Ricardo has been coming to us since Jan. 2006. Ricardo also suffered from meningitis and when he first came to us he had great difficulty breathing. Over the years his breathing improved and he soon became a favourite with all the ladies! His mother Kettline, never despaired and always brought him for therapy. He never gained much weight despite our best efforts but he was always a happy fella and always quick with his beautiful smile. He was always well dressed – snazzy shirts and snazzy boots! He was always ready for a kiss and a cuddle and his little eyes would light up when he saw you coming!

He came to our clinic on Monday the 29th and he was his usual smiley self. I thought he looked very thin but his breathing was good and he enjoyed to be held and made a fuss of! The following day his mother phoned me to tell me that he had died that morning. Just like that. She fed him and felt he was not interested in eating so she put him to bed as she thought he was asleep. Later when she went to check on him she did not like how she saw him so she called a neighbor. He was already dead and indeed it seems like he had died in her arms, when she thought he was asleep.

Emily and Ricardo – not household names like Michael Jackson and Farah Fawcett but two very very special children! Two victims of Meningitis, two children deprived of a childhood they deserved. Two children born into a Haiti that offers little to those that are different. Two fighters that were determined to live and that fought off death on many occasions. Emily and Ricardo – in the eyes of many they were “not real” because in Haiti many misunderstand, and undervalue special needs kids. Many people encouraged their mothers to abandon them but these mothers were just as determined as their children and they gave all their energy to seek a better life for the kids. Both kids had beautiful loving mothers and both kids knew what it meant to be cherished and loved. What now for these mothers? Sad faces, sleepless nights, arms that ache to wrap around little bodies! A resigned acceptance.

What for us that have known and loved the kids in our programs for the past few years? We are sad and we miss them. We are thankful that we had a chance to know and love them and we thank God for bringing them to us. May they run and jump in eternal joy and laughter!

Emily and Ricardo

Two kids, two lives,

Lifeless bodies, heart wrenching cries,

Years of struggling, fighting death,

All over now, one final breath.

Two kids, two lives,

Weakened mothers, so many why’s.

No warning, no sign,

In loving arms, one last time.

Two kids, two lives,

Tiny coffins, closed eyes,

Young bodies, laid to rest,

Grieving mothers, did their best.

Two kids, two lives,

Funerals over, countless sighs,

Empty arms, hang loose,

Overwhelming grief, tightens its noose.

Emily, Ricardo- to God they went,

Dieusimose and Ketteline – energies spent.
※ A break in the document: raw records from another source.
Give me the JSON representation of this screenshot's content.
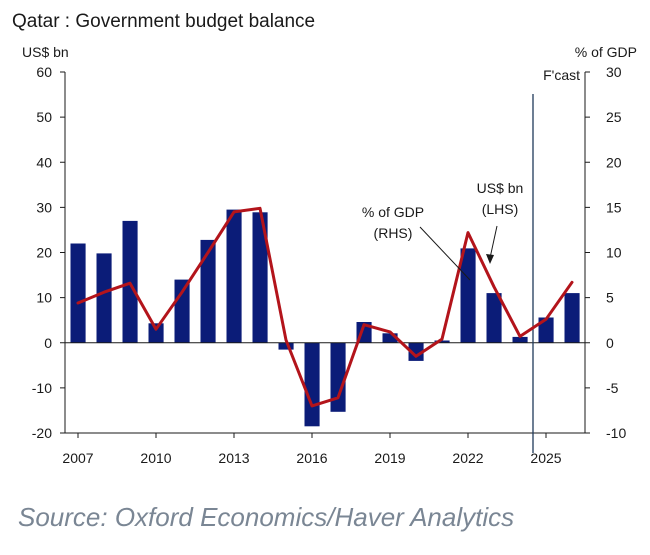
{
  "colors": {
    "bar": "#0b1c78",
    "line": "#b3141b",
    "axis": "#1a1a1a",
    "source": "#7a8694"
  },
  "source": "Source: Oxford Economics/Haver Analytics",
  "chart_data": {
    "type": "bar",
    "title": "Qatar : Government budget balance",
    "left_axis_label": "US$ bn",
    "right_axis_label": "% of GDP",
    "forecast_label": "F'cast",
    "forecast_start_year": 2024.5,
    "years": [
      2007,
      2008,
      2009,
      2010,
      2011,
      2012,
      2013,
      2014,
      2015,
      2016,
      2017,
      2018,
      2019,
      2020,
      2021,
      2022,
      2023,
      2024,
      2025,
      2026
    ],
    "x_tick_labels": [
      "2007",
      "2010",
      "2013",
      "2016",
      "2019",
      "2022",
      "2025"
    ],
    "left_ylim": [
      -20,
      60
    ],
    "left_ticks": [
      "-20",
      "-10",
      "0",
      "10",
      "20",
      "30",
      "40",
      "50",
      "60"
    ],
    "right_ylim": [
      -10,
      30
    ],
    "right_ticks": [
      "-10",
      "-5",
      "0",
      "5",
      "10",
      "15",
      "20",
      "25",
      "30"
    ],
    "series": [
      {
        "name": "US$ bn (LHS)",
        "type": "bar",
        "axis": "left",
        "values": [
          22.0,
          19.8,
          27.0,
          4.3,
          14.0,
          22.8,
          29.5,
          28.9,
          -1.5,
          -18.5,
          -15.3,
          4.6,
          2.1,
          -4.0,
          0.5,
          20.9,
          11.0,
          1.3,
          5.6,
          11.0
        ]
      },
      {
        "name": "% of GDP (RHS)",
        "type": "line",
        "axis": "right",
        "values": [
          4.4,
          5.6,
          6.6,
          1.5,
          5.6,
          10.0,
          14.5,
          14.9,
          0.3,
          -7.0,
          -6.1,
          2.0,
          1.2,
          -1.5,
          0.4,
          12.2,
          6.2,
          0.7,
          2.6,
          6.7
        ]
      }
    ],
    "annotations": {
      "pct_label_line1": "% of GDP",
      "pct_label_line2": "(RHS)",
      "usd_label_line1": "US$ bn",
      "usd_label_line2": "(LHS)"
    },
    "grid": false
  }
}
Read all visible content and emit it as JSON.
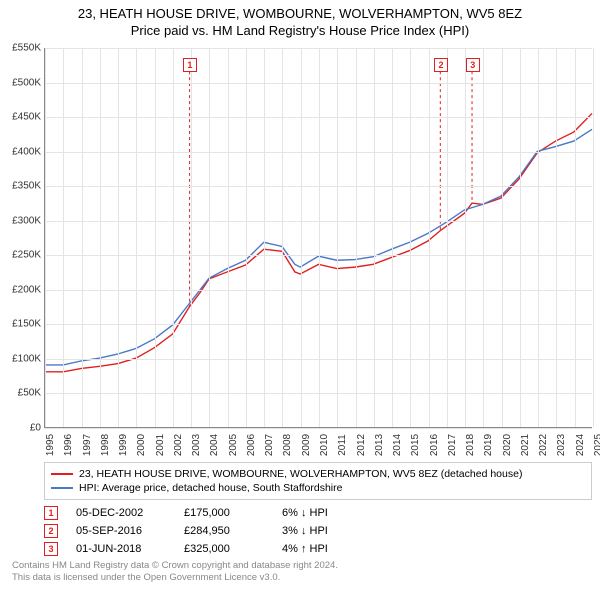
{
  "title": {
    "line1": "23, HEATH HOUSE DRIVE, WOMBOURNE, WOLVERHAMPTON, WV5 8EZ",
    "line2": "Price paid vs. HM Land Registry's House Price Index (HPI)",
    "fontsize": 13
  },
  "chart": {
    "type": "line",
    "background_color": "#ffffff",
    "grid_color": "#e4e4e4",
    "axis_color": "#888888",
    "ylim": [
      0,
      550000
    ],
    "ytick_step": 50000,
    "yticks": [
      "£0",
      "£50K",
      "£100K",
      "£150K",
      "£200K",
      "£250K",
      "£300K",
      "£350K",
      "£400K",
      "£450K",
      "£500K",
      "£550K"
    ],
    "xlim": [
      1995,
      2025
    ],
    "xticks": [
      1995,
      1996,
      1997,
      1998,
      1999,
      2000,
      2001,
      2002,
      2003,
      2004,
      2005,
      2006,
      2007,
      2008,
      2009,
      2010,
      2011,
      2012,
      2013,
      2014,
      2015,
      2016,
      2017,
      2018,
      2019,
      2020,
      2021,
      2022,
      2023,
      2024,
      2025
    ],
    "series": [
      {
        "name": "property",
        "label": "23, HEATH HOUSE DRIVE, WOMBOURNE, WOLVERHAMPTON, WV5 8EZ (detached house)",
        "color": "#e02020",
        "line_width": 1.4,
        "points": [
          [
            1995,
            80000
          ],
          [
            1996,
            80000
          ],
          [
            1997,
            85000
          ],
          [
            1998,
            88000
          ],
          [
            1999,
            92000
          ],
          [
            2000,
            100000
          ],
          [
            2001,
            115000
          ],
          [
            2002,
            135000
          ],
          [
            2002.93,
            175000
          ],
          [
            2003.5,
            195000
          ],
          [
            2004,
            215000
          ],
          [
            2005,
            225000
          ],
          [
            2006,
            235000
          ],
          [
            2007,
            258000
          ],
          [
            2008,
            255000
          ],
          [
            2008.7,
            225000
          ],
          [
            2009,
            222000
          ],
          [
            2010,
            236000
          ],
          [
            2011,
            230000
          ],
          [
            2012,
            232000
          ],
          [
            2013,
            236000
          ],
          [
            2014,
            246000
          ],
          [
            2015,
            256000
          ],
          [
            2016,
            270000
          ],
          [
            2016.68,
            284950
          ],
          [
            2017,
            291000
          ],
          [
            2018,
            310000
          ],
          [
            2018.42,
            325000
          ],
          [
            2019,
            323000
          ],
          [
            2020,
            332000
          ],
          [
            2021,
            360000
          ],
          [
            2022,
            398000
          ],
          [
            2023,
            415000
          ],
          [
            2024,
            428000
          ],
          [
            2025,
            455000
          ]
        ]
      },
      {
        "name": "hpi",
        "label": "HPI: Average price, detached house, South Staffordshire",
        "color": "#4a78c8",
        "line_width": 1.4,
        "points": [
          [
            1995,
            90000
          ],
          [
            1996,
            90000
          ],
          [
            1997,
            96000
          ],
          [
            1998,
            100000
          ],
          [
            1999,
            106000
          ],
          [
            2000,
            114000
          ],
          [
            2001,
            128000
          ],
          [
            2002,
            148000
          ],
          [
            2003,
            182000
          ],
          [
            2004,
            216000
          ],
          [
            2005,
            230000
          ],
          [
            2006,
            242000
          ],
          [
            2007,
            268000
          ],
          [
            2008,
            262000
          ],
          [
            2008.7,
            236000
          ],
          [
            2009,
            232000
          ],
          [
            2010,
            248000
          ],
          [
            2011,
            242000
          ],
          [
            2012,
            243000
          ],
          [
            2013,
            247000
          ],
          [
            2014,
            258000
          ],
          [
            2015,
            268000
          ],
          [
            2016,
            281000
          ],
          [
            2017,
            297000
          ],
          [
            2018,
            315000
          ],
          [
            2019,
            323000
          ],
          [
            2020,
            335000
          ],
          [
            2021,
            363000
          ],
          [
            2022,
            400000
          ],
          [
            2023,
            407000
          ],
          [
            2024,
            415000
          ],
          [
            2025,
            432000
          ]
        ]
      }
    ],
    "markers": [
      {
        "n": "1",
        "year": 2002.93,
        "ytop": 525000,
        "vline_to": 175000
      },
      {
        "n": "2",
        "year": 2016.68,
        "ytop": 525000,
        "vline_to": 284950
      },
      {
        "n": "3",
        "year": 2018.42,
        "ytop": 525000,
        "vline_to": 325000
      }
    ]
  },
  "legend": {
    "border_color": "#cccccc",
    "fontsize": 10.5,
    "items": [
      {
        "color": "#e02020",
        "label": "23, HEATH HOUSE DRIVE, WOMBOURNE, WOLVERHAMPTON, WV5 8EZ (detached house)"
      },
      {
        "color": "#4a78c8",
        "label": "HPI: Average price, detached house, South Staffordshire"
      }
    ]
  },
  "events": [
    {
      "n": "1",
      "date": "05-DEC-2002",
      "price": "£175,000",
      "hpi": "6% ↓ HPI"
    },
    {
      "n": "2",
      "date": "05-SEP-2016",
      "price": "£284,950",
      "hpi": "3% ↓ HPI"
    },
    {
      "n": "3",
      "date": "01-JUN-2018",
      "price": "£325,000",
      "hpi": "4% ↑ HPI"
    }
  ],
  "footer": {
    "line1": "Contains HM Land Registry data © Crown copyright and database right 2024.",
    "line2": "This data is licensed under the Open Government Licence v3.0.",
    "color": "#888888",
    "fontsize": 9.5
  }
}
Life goes on but the tears still fall,

In the quiet of the night, to God they call!

Two kids, two lives,

A better place, loosens all ties.

Liberated bodies, enjoy new space,

In the hands of the Lord, they dance with grace.

Gena Heraty

July 09

One thought on “Remembering Emily and Ricardo

  1. Jim King says:

    After reading these stories, I recalled two women I saw in a street market in Cazeau tearing a piece of cloth. Each then had a whole piece of cloth. Haiti has a way of tearing your heart , but gives you something whole.